Seven years ago, Vikramjit Singh was in a crowd of about 800 workers from the Honda factory at Manesar in Haryana, when they were surrounded by the police and beaten up. “Our demands were that the management recognise our union and that all those workers suspended or terminated during the agitation be recognised. We were called to the mini-secretariat by the administration and then rounded up and beaten.”

Today, 8,000 workers gathered in the Honda factory to mark the seventh anniversary of the attack in the backdrop of the recent violence at the nearby Maruti Suzuki plant, in which one general manager was killed and several other managers were injured.

Speakers from local and national trade unions expressed their concern over the violence at Maruti, but maintained that workers had legitimate grievances that were often ignored. “We fight because of the hunger in our stomachs,” said Ashok Yadav, president of the Honda Workers Union, “Everyone should remember this.”

The Honda meeting acquired particular significance after a ‘mahapanchayat’ of local villages resolved to support companies such as Maruti and Honda and vowed to fight the unions.

On Monday, panchayat leaders, many of whom have transport and ancillary contracts with companies such as Maruti and Honda, voiced concern that big manufacturing firms might withdraw from Manesar in the wake of last week’s violence and threatened to stop the Honda workers meeting by force if need be.
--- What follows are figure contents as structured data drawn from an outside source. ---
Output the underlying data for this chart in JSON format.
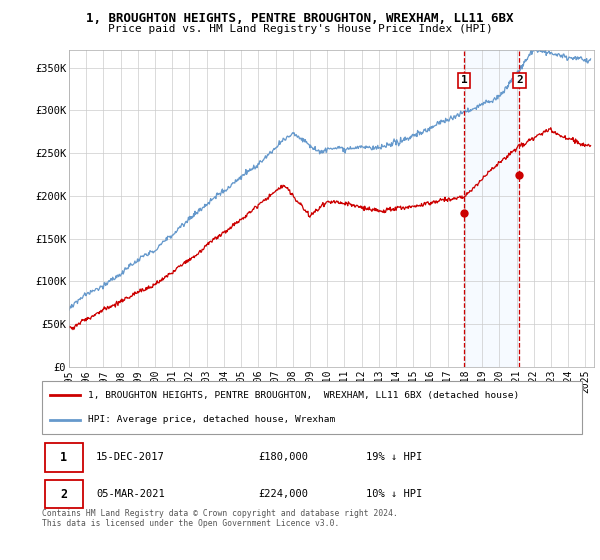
{
  "title": "1, BROUGHTON HEIGHTS, PENTRE BROUGHTON, WREXHAM, LL11 6BX",
  "subtitle": "Price paid vs. HM Land Registry's House Price Index (HPI)",
  "ylabel_ticks": [
    "£0",
    "£50K",
    "£100K",
    "£150K",
    "£200K",
    "£250K",
    "£300K",
    "£350K"
  ],
  "ytick_values": [
    0,
    50000,
    100000,
    150000,
    200000,
    250000,
    300000,
    350000
  ],
  "ylim": [
    0,
    370000
  ],
  "xlim_start": 1995.0,
  "xlim_end": 2025.5,
  "transaction1": {
    "date_num": 2017.96,
    "price": 180000,
    "label": "1"
  },
  "transaction2": {
    "date_num": 2021.17,
    "price": 224000,
    "label": "2"
  },
  "legend_line1": "1, BROUGHTON HEIGHTS, PENTRE BROUGHTON,  WREXHAM, LL11 6BX (detached house)",
  "legend_line2": "HPI: Average price, detached house, Wrexham",
  "table_row1": [
    "1",
    "15-DEC-2017",
    "£180,000",
    "19% ↓ HPI"
  ],
  "table_row2": [
    "2",
    "05-MAR-2021",
    "£224,000",
    "10% ↓ HPI"
  ],
  "footnote1": "Contains HM Land Registry data © Crown copyright and database right 2024.",
  "footnote2": "This data is licensed under the Open Government Licence v3.0.",
  "line_color_red": "#cc0000",
  "line_color_blue": "#6699cc",
  "marker_color_red": "#cc0000",
  "vline_color": "#cc0000",
  "highlight_color": "#ddeeff",
  "background_color": "#ffffff",
  "grid_color": "#cccccc"
}
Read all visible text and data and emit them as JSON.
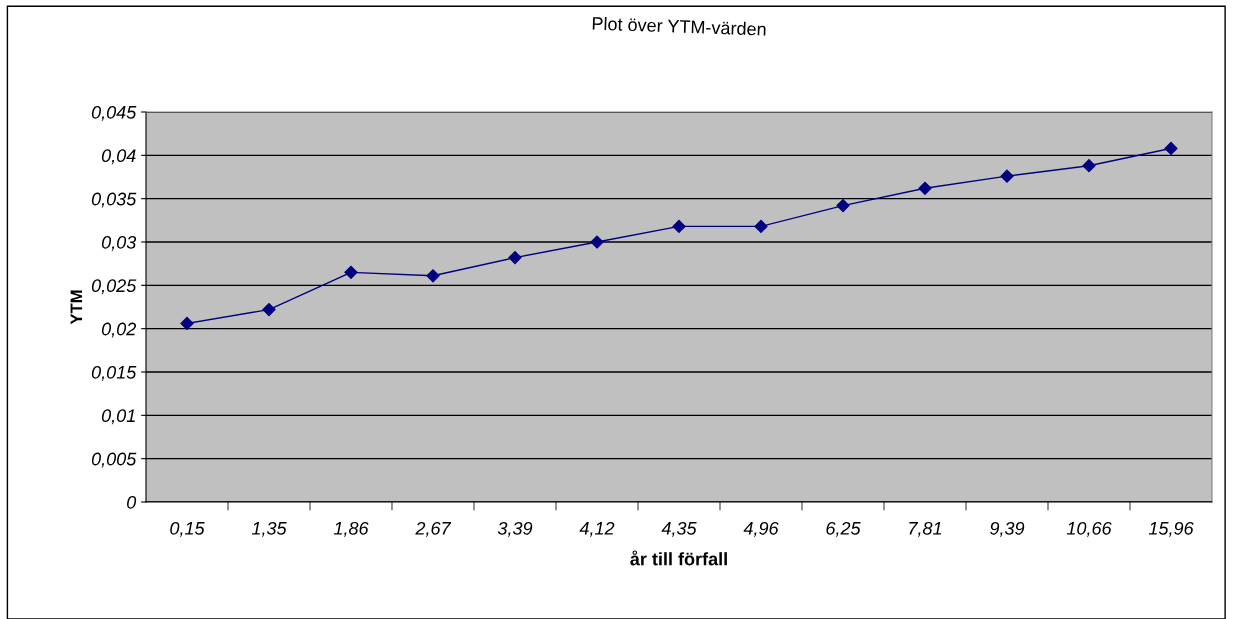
{
  "chart_data": {
    "type": "line",
    "title": "Plot över YTM-värden",
    "xlabel": "år till förfall",
    "ylabel": "YTM",
    "categories": [
      "0,15",
      "1,35",
      "1,86",
      "2,67",
      "3,39",
      "4,12",
      "4,35",
      "4,96",
      "6,25",
      "7,81",
      "9,39",
      "10,66",
      "15,96"
    ],
    "series": [
      {
        "color": "#000080",
        "values": [
          0.0206,
          0.0222,
          0.0265,
          0.0261,
          0.0282,
          0.03,
          0.0318,
          0.0318,
          0.0342,
          0.0362,
          0.0376,
          0.0388,
          0.0408
        ]
      }
    ],
    "ylim": [
      0,
      0.045
    ],
    "yticks": [
      {
        "value": 0,
        "label": "0"
      },
      {
        "value": 0.005,
        "label": "0,005"
      },
      {
        "value": 0.01,
        "label": "0,01"
      },
      {
        "value": 0.015,
        "label": "0,015"
      },
      {
        "value": 0.02,
        "label": "0,02"
      },
      {
        "value": 0.025,
        "label": "0,025"
      },
      {
        "value": 0.03,
        "label": "0,03"
      },
      {
        "value": 0.035,
        "label": "0,035"
      },
      {
        "value": 0.04,
        "label": "0,04"
      },
      {
        "value": 0.045,
        "label": "0,045"
      }
    ],
    "grid": "y",
    "marker": "diamond",
    "line_style": "solid",
    "legend": false
  }
}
This morning, the unions, panchayat and local police appeared to have arrived at a compromise in which the union didn’t take out a procession but held a worker’s meeting within the plant premises.

“We, workers, are the children of uprooted farmers,” said Centre of Trade Unions (CITU) representative Satbir, “It is deplorable that vested interests are trying to create schisms between workers and farmers.”

In an interview after the meeting, workers recalled the successes and failures of the union over the last seven years. While they said wage negotiations and settlements were satisfactory, 63 workers are still battling charges of attempted and murder and rioting that were slapped on them after the police attack.

“It has been seven years, not a single manager or policeman has been charged for attacking us,” said Vikramjit Singh. “Instead we are facing charges of murder and appearing in court every month.”